Encoding protein dynamic information in graph representation for functional residue identification
Yuan Chiang, Wei-Han Hui, Shu-Wei Chang

TL;DR
This paper introduces ProDAR, a graph neural network that incorporates protein dynamics via normal mode analysis, significantly improving functional residue identification and interpretability in protein structure-function prediction.
Contribution
The study presents a novel dynamics-informed graph neural network that enhances protein function prediction by integrating conformational flexibility data.
Findings
ProDAR outperforms static models in residue-level function annotation.
Dynamic information improves interpretability of protein function models.

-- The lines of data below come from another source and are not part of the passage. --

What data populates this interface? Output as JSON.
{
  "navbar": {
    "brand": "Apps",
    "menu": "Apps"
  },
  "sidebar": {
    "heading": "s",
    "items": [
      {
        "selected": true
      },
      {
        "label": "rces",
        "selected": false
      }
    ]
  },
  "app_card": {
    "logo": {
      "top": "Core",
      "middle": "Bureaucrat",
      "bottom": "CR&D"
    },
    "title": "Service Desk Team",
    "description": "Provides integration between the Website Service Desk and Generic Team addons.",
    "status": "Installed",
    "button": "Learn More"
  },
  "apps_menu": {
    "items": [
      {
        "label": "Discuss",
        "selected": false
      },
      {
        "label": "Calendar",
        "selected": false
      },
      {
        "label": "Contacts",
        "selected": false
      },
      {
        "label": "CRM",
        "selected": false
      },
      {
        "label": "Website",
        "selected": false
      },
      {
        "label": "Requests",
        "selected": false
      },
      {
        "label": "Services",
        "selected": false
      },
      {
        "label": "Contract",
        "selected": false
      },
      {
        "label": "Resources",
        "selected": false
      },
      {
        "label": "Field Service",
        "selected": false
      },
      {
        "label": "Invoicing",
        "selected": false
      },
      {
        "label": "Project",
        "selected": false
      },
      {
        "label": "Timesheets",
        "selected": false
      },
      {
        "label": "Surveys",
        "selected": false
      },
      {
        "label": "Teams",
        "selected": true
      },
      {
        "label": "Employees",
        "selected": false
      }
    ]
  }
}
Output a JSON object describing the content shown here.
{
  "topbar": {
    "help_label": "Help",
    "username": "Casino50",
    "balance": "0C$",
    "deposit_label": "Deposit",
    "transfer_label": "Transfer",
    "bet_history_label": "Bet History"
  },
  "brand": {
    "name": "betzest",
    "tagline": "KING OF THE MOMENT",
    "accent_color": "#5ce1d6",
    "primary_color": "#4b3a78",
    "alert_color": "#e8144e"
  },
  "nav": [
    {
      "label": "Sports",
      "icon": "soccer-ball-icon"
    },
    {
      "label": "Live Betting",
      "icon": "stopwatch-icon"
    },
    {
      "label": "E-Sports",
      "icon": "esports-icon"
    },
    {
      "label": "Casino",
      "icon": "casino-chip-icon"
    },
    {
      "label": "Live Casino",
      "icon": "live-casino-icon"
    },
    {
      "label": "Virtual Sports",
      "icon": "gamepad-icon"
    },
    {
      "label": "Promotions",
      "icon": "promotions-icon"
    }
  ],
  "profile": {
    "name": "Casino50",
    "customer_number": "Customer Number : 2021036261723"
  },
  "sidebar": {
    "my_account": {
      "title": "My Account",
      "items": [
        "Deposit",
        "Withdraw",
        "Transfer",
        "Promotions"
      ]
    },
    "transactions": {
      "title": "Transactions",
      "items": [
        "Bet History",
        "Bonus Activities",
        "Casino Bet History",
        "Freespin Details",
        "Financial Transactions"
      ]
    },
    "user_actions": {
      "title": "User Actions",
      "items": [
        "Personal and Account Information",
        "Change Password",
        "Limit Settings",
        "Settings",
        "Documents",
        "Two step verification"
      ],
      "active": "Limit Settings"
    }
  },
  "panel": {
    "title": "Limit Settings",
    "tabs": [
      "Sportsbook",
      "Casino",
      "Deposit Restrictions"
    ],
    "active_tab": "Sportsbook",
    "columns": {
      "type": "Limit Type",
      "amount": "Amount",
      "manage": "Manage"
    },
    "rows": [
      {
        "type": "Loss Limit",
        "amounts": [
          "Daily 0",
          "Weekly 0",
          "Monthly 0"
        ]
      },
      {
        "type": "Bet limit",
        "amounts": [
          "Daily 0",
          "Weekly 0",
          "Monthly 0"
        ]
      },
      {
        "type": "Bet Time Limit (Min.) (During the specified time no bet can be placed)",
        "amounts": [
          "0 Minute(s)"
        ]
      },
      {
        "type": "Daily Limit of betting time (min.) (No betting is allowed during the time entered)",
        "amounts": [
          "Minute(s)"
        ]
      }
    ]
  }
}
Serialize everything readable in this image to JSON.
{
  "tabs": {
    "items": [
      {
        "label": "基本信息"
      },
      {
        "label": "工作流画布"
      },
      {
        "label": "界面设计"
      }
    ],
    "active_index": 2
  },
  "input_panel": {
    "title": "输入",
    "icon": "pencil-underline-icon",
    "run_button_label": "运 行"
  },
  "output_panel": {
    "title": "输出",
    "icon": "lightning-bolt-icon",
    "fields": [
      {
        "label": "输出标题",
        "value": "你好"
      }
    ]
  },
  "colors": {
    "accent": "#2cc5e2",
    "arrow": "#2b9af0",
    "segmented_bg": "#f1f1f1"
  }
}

The method effectively identifies residues with functional impact across diverse proteins.
Abstract
Recent advances in protein function prediction exploit graph-based deep learning approaches to correlate the structural and topological features of proteins with their molecular functions. However, proteins in vivo are not static but dynamic molecules that alter conformation for functional purposes. Here we apply normal mode analysis to native protein conformations and augment protein graphs by connecting edges between dynamically correlated residue pairs. In the multilabel function classification task, our method demonstrates a remarkable performance gain based on this dynamics-informed representation. The proposed graph neural network, ProDAR, increases the interpretability and generalizability of residue-level annotations and robustly reflects structural nuance in proteins. We elucidate the importance of dynamic information in graph representation by comparing class activation maps…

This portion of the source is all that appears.